Cette tribune a été signée par des militants qui défendent les victimes des armes chimiques, des militants écologistes et des personnalités du monde politique et syndical. La liste des signataires est ici.


Le 10 août 1961 débutait la première épandage aérien de produits chimiques par l’armée américaine pendant la guerre du Vietnam. Baptisés Agent Bleu, Blanc, Violet ou Orange, ces défoliants étaient largués sur les jungles du sud du Vietnam pour détruire le couvert végétal et débusquer les résistants vietnamiens qui s’y réfugiaient. L’Agent Orange, qui représentait l’essentiel de cet arsenal arc-en-ciel, contenait de la dioxine, responsable de dommages irréversibles sur la santé des populations exposées (Vietnamiens, Cambodgiens et Laotiens) ainsi que sur leurs écosystèmes.

Tératogène, la dioxine provoque de graves malformations chez les nouveau-nés, entraîne des fausses couches et de nombreuses maladies, comme les cancers et les leucémies. Lipophile, la molécule se conserve dans les tissus graisseux et se transmet ainsi de génération en génération. Stable et insoluble, elle persiste longtemps dans les milieux naturels, près de 50 ans après la fin de la guerre. Ainsi peut-on lire «  Zone contaminée à la dioxine » sur des panneaux près des anciennes bases américaines au Vietnam où étaient stockés les fûts. Ecocide, enfin, car l’utilisation massive de ces herbicides (près de 80 millions de litres entre 1961 et 1971) a conduit le biologiste Arthur Galston à théoriser l’écocide.

Un poison silencieux qui persiste

L’Association des victimes de l’agent orange et de la dioxine au Vietnam (VAVA) compte plus de 3 millions de personnes exposées à la dioxine. Près d’un demi-siècle après la fin de la guerre, cet empoisonnement de la vie continue de faire silencieusement des victimes. Alors comment faire entendre ces voix trop nombreuses et obtenir enfin justice ? ?

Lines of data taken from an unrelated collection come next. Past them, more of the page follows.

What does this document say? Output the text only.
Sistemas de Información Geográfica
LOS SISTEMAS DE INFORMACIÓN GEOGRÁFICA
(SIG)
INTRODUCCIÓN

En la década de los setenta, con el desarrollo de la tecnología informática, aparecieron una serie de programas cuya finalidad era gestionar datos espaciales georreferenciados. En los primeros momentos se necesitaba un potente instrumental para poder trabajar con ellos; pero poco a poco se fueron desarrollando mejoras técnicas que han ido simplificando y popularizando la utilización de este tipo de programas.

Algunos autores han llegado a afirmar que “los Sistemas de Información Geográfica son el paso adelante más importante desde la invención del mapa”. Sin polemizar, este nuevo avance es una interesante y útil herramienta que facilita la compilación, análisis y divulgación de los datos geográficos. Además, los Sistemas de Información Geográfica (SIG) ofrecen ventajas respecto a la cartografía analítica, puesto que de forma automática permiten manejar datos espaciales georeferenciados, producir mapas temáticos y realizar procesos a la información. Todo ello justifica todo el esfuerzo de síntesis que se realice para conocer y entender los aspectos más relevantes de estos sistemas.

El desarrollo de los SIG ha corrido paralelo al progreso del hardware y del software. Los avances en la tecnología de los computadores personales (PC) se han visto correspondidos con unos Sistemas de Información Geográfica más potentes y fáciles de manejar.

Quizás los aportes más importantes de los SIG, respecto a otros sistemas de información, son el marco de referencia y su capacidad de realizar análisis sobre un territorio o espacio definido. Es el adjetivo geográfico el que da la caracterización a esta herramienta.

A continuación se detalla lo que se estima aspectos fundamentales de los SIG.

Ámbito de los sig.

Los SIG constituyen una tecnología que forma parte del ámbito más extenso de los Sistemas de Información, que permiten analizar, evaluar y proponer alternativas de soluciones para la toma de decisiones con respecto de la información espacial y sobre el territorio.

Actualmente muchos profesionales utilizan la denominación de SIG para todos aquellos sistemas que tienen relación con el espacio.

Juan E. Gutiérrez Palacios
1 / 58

Aujourd’hui, l’espoir d’une reconnaissance et d’une réparation des dommages subis par la guerre impérialiste repose sur un procès : celui initié en 2014 par Tran To Nga au tribunal d’Evry contre quatorze entreprises ayant produit et vendu l’agent orange, dont Bayer-Monsanto, Dow Chemical et Hercules. Ayant la double nationalité franco-vietnamienne et victime directe des épandages, elle réunit les conditions nécessaires pour initier un tel procès, là où de nombreuses victimes vietnamiennes n’ont pas réussi à franchir les portes d’un tribunal. Après un arrêt le 7 mai de la cour d’appel de Paris, la décision sera rendue le 22 août.

L’enjeu de ce procès historique doit ouvrir la voie à la condamnation de politiques ou d’industriels responsables d’écocide. Au banc des accusés, on retrouve Bayer-Monsanto, un habitué des tribunaux puisque la firme agrochimique compte actuellement près de 40 000 procès dans le monde. Cette même entreprise est à l’origine du glyphosate, descendant de l’Agent Orange, une substance cancérigène qui extermine depuis des décennies toute forme de vie sur Terre, humaine et non humaine.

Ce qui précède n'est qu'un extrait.